— Мог и не напоминать, — скривился Дум.
— Остается последнее — Локсли действительно преследовал нас
— И зачем? Или ему уже не нужен гриморий? Черт, да я больше надеюсь, что он один такой шустрый. Если кроме него мы с Лизой принесли на хвосте еще кого‑то — я тогда лучше здесь подыхать останусь.
— Ну, как минимум одного преследователя ты вызвал сам, — Дум часто слышал в голосе Керка страх и даже ужас, но подобную животную панику — впервые. — Приятель, был рад знакомству. Надеюсь твоя гибель никак не отразится на моей несравненной красоте.

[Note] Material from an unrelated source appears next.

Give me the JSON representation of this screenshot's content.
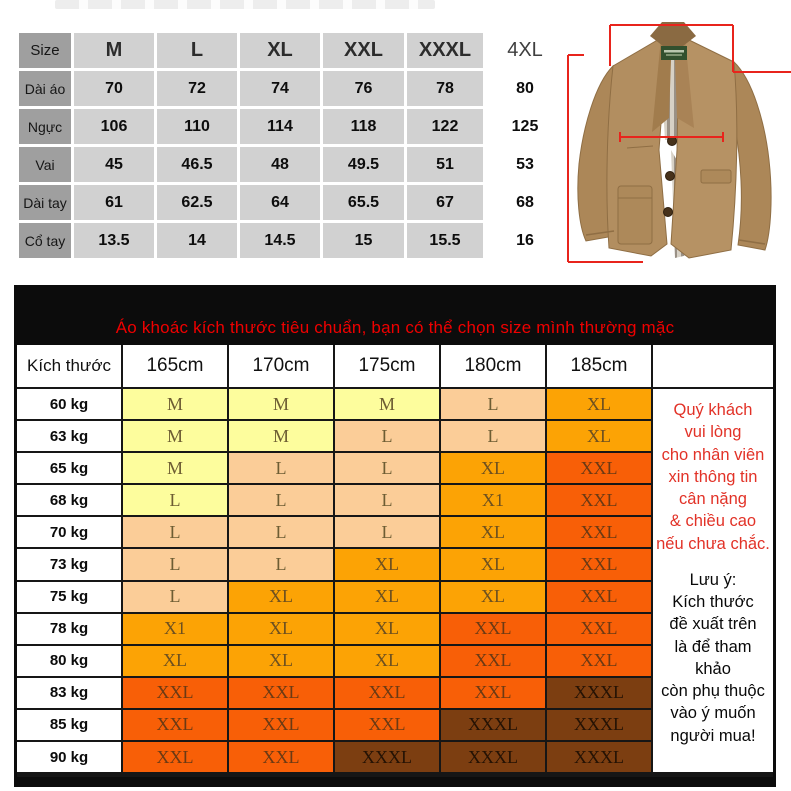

Дум не успел ничего ответить, как хлопнули крылья и ощущение присутствия пропало.
В камере повисла тишина.
Неестественная, тяжелая, вязкая тишина. Не звучало эха каблуков из коридора, да и ножки стула перестали скрипеть в такт дыханию.
Казалосьв се вокруг замерло. Не застыло как если бы погрузилось в прозрачный цемент, но именно замер. Вот только Дума это нисколько не успокаивало.
Внутри него все вновь горело. Легкие превратились в раскаленную домну, а воздух — в расплавленный метал. Алекс хотел прокашляться, но боялся что первый же спазм сожжет до тла горло и язык.
Это был совсем другой огонь. Не где‑то на уровне души, что‑то эфемерное, влияющее на разум. А вполне себе живой, настоящий огонь. Как если бы кто‑то рядом разжег костер.
Глаза высохли, словно в камере резвился песчаный самум, принесший жар арабских пустынь. Кожа стала настолько чувствительной, что швы на джинсах резали осокой.
Камера стремительно уменьшалась. Сперва до размеров кладовки, потом до гроба, а вслед за последним вздохом — до объема спичечного коробка.
Дум хотел вздохнуть, но не мог.
Он барахтался в кипящей смоле, мысленно выцарапывая горящие глаза и пытаясь откусить угольно — черный язык. Наверху, будто лунный блик на водной глади, рябило отражение камеры. Дум видел, как он все так же сидит на металлическом стуле, с покрытой кровью грудью, но вот только это был обман.
Сотни рук, покрытые гнойными струпьями, вынырнули из раскаленной мглы. Они обхватили тело юноши, обвивая его разъяренными змеями. Изо рта вырывались горящие пузырьки мгновенно вспыхивающего кислорода.
Сквозь толщу булькающей от жара смолы Дум расслышал крики и стоны. Но самое страшное было вовсе не в их обреченности и буквально физически ощущаемой печали, а в голосах.
Алекс слышал голоса.
Они звали его. Нашептывали страшные предсказания и тянули вниз. К пламенному отчаянью и темной безысходности. Они тянули куда‑то, откуда уже не вернуться целым.
Думский вновь сидел на стуле. Легкие спокойно качали воздух, а глаза больше не вытекали из глазниц, оставляя ожоги на высушенных щеках.
— Проклятые небеса, ну и запашок!
Парень вздрогнул и повернулся насколько позволяла физиология. В самом темно углу камеры на полу человек, больше всего подходивший под описание "преподаватель колледжа". Скорее всего учил тот литературе и работал не в самом престижном заведении. Фетровый пиджак с деревянными пуговицами, сверкал кожаными заплатками на локтях — стилизованно, конечно, но выглядело несколько потрепанным.
Очки с широкой пластмассовой душкой темно синего цвета, льняная мятая рубашка, украшенная странным гербом с подбитым орлом. Джинсовые брюки, ремень увенчанный блестящей бляхой и туфли столь старые и разношенные, что, наверно, казались удобнее домашних тапочек. Лицо же у незнакомца было и вовсе неопределяемым. Дум, сколько не старался, не мог разглядеть ни единой запоминающейся черточки.
Вроде есть уши, глаза, рот, нос, но стоило только моргнуть, как память тут же очищалась от образа странного Литератора. Единственное, что Алекс запомнит на всю оставшуюся жизнь, это еле заметный, почти неуловимый привкус серы на кончике языка.
— Ты демон, — Думский даже не спрашивал, он утверждал.
— Попрошу без оскорблений, — скривилось существо, которое юноша до недавних пор считал выдумками церковников. — Мы предпочитаем, чтобы нас называли Падшими.
— И в чем разница?
Алекс не знал, к чему он продолжает вести пустопорожний почти светский диалог, но хотел хоть как‑то потянуть время, чтобы обдумать свое положение.